F. Quality Assessment
Evaluating the performance of the Internal Audit function as well as monitoring the quality of the audit process and outputs is straight-forward with StratexPoint. With the ability to define objectives, processes and initiatives, each with KPIs, Improvement Actions etc for the Audit Function (an entity within StratexPoint), StratexPoint enables the Board and/or Audit Committee to monitor the Audit Function performance using the same tools as they would use for any other function within the organisation, for example an Audit Team Strategy Map, Audit Team Dashboards etc. Additionally at the Audit process level StratexPoint provides tools such as KPIs, Improvement Actions, and Quality Testing to monitor both the Audit Process and/or down to an individual Audit level.
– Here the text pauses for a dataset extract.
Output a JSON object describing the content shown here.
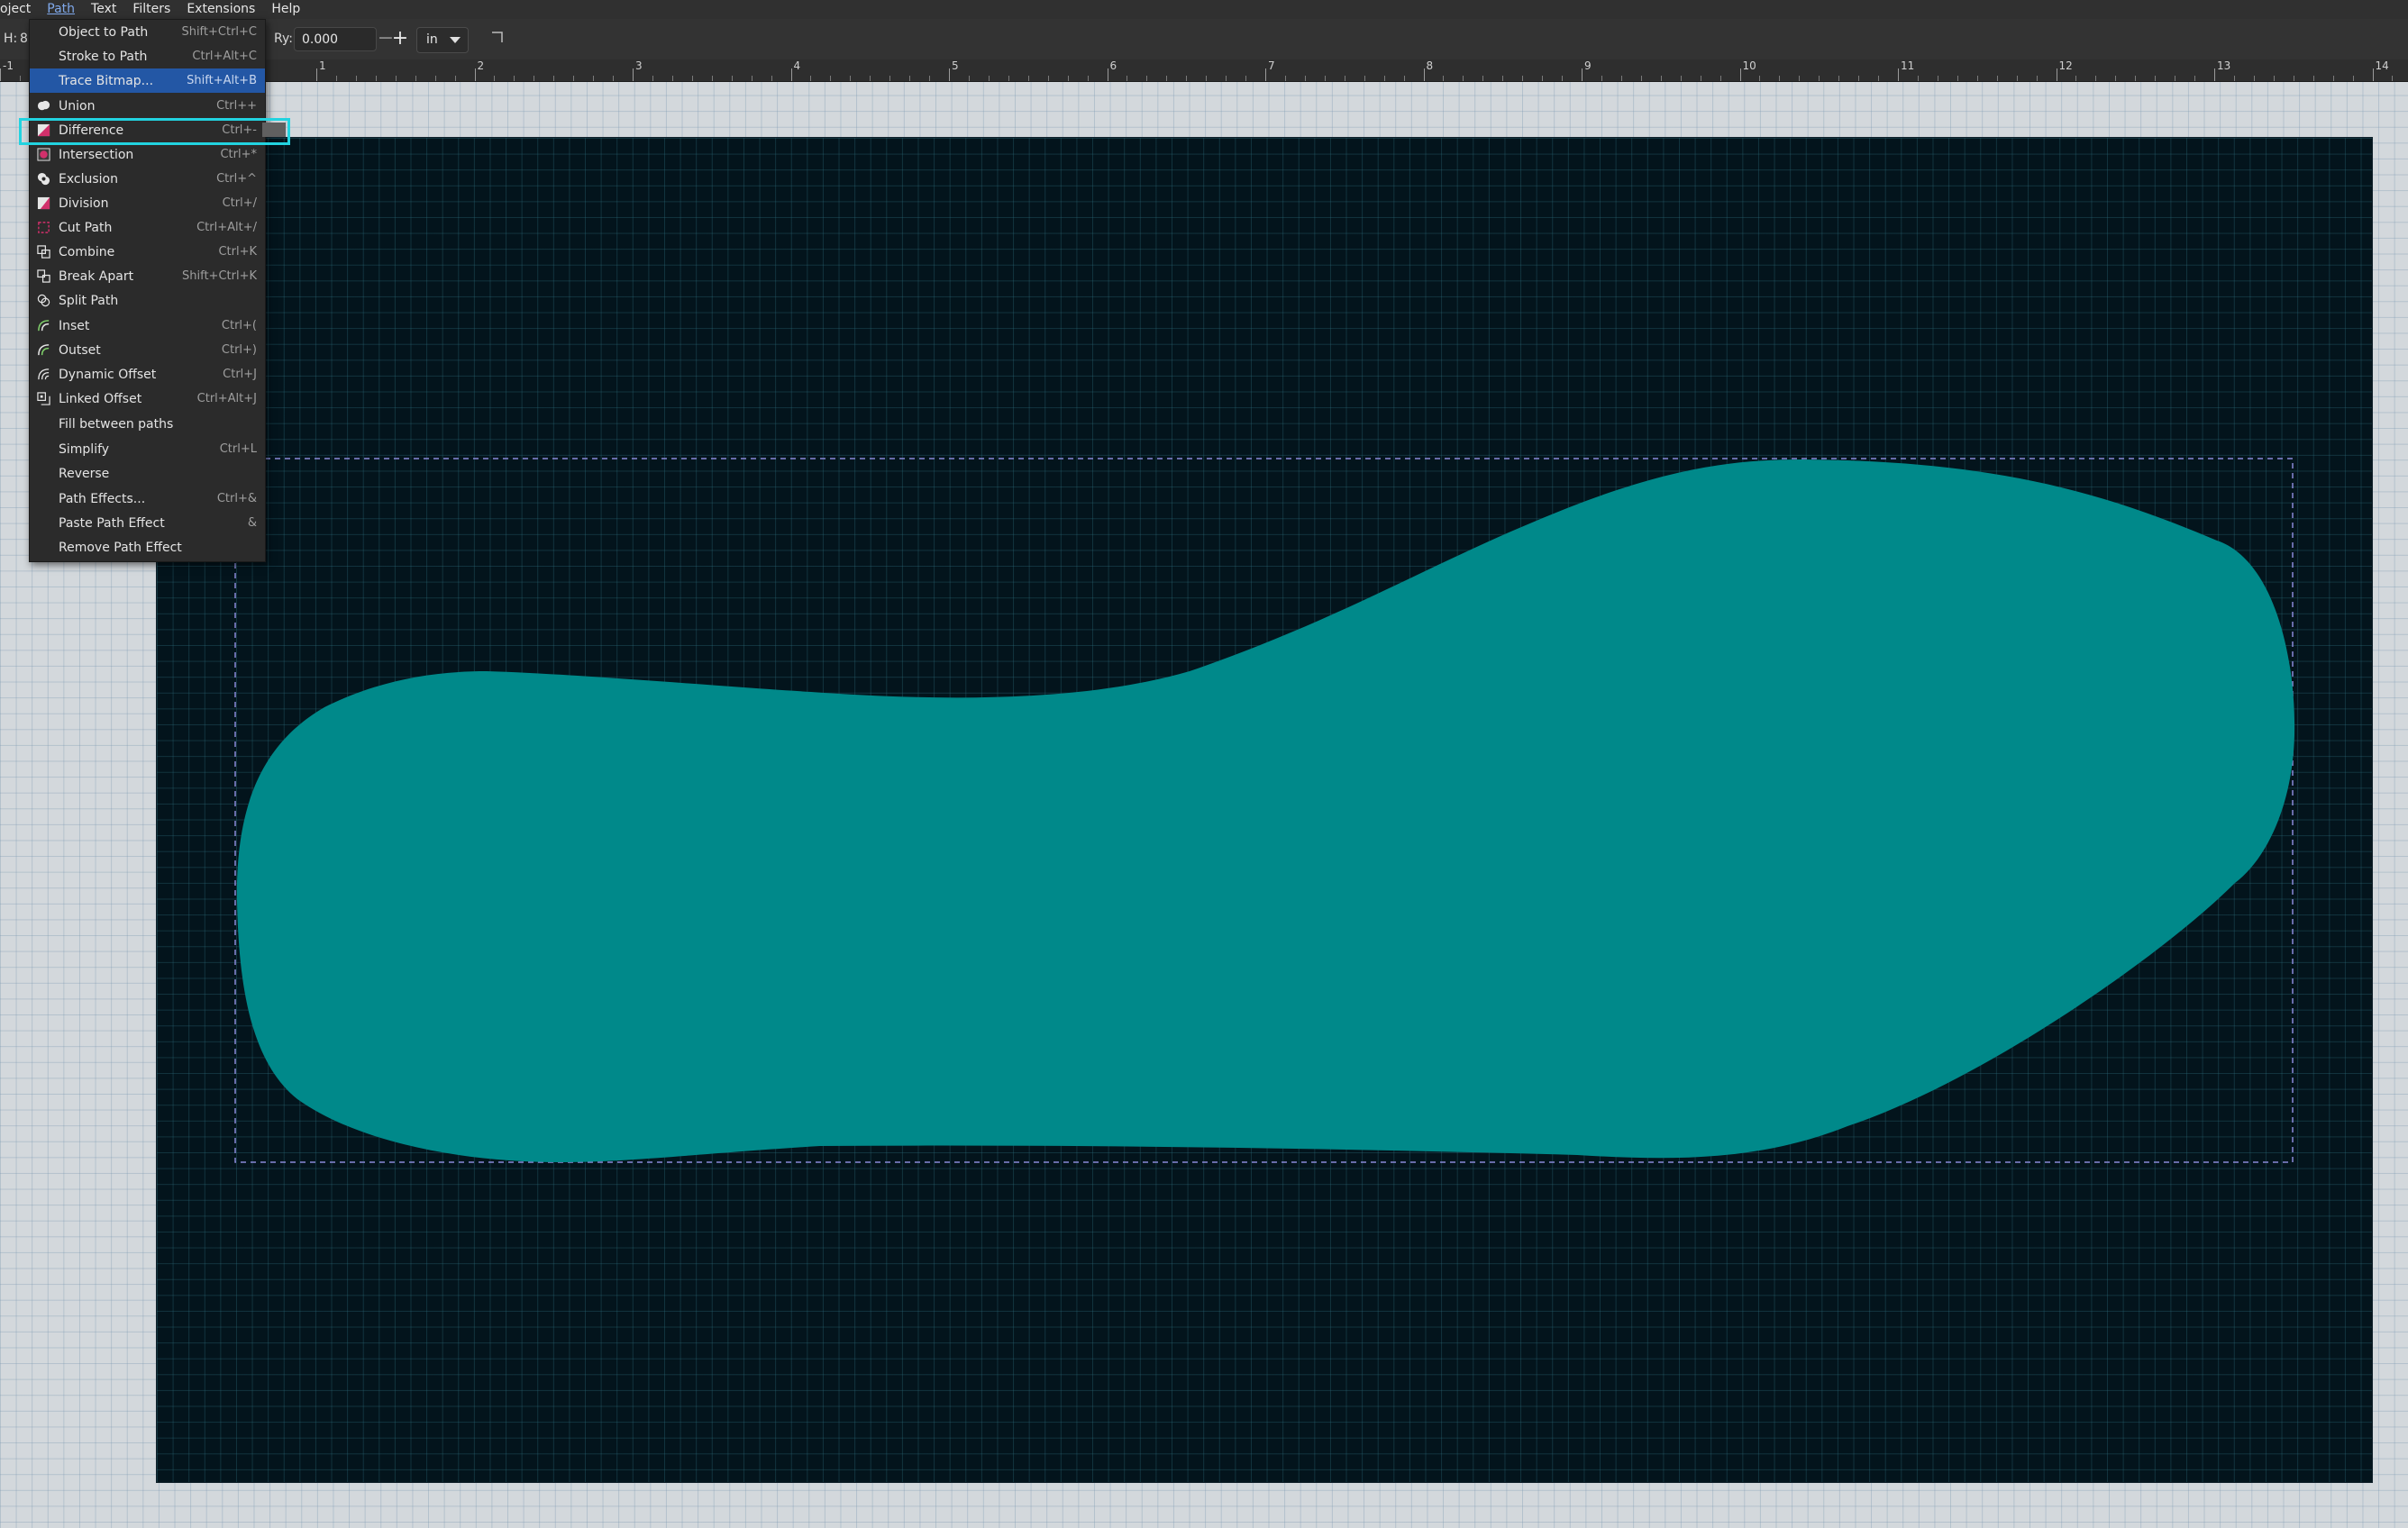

By applying the same quality management tools to Audit, and by Audit holding itself to the same standard it expects from the rest of the organisation, the Chief Internal Auditor and the Audit Team build their credibility and standing within the organisation making for more effective challenge.
G. Relationships with regulators
From the very first project where StratexPoint was deployed, enabling the building and maintenance of a good relationship with regulatory stakeholders was an important critical success factor. We do this provide ensuring that the organisation, including Internal Audit has the right tool to translate their vision of the organisation, including its risk and compliance vision into reality. Importantly when that vision is presented in the typical powerpoint format, been able to go to StratexPoint and demonstrate that the vision is embedded within the organisation builds the trust and confidence that many regulatory stakeholders are looking for. By having information available in real time that touches on the strategy, business model, risk appetite, key risks, controls and accountabilities around each of these enables a high quality, open conversation to take place between the Internal Audit team and regulators.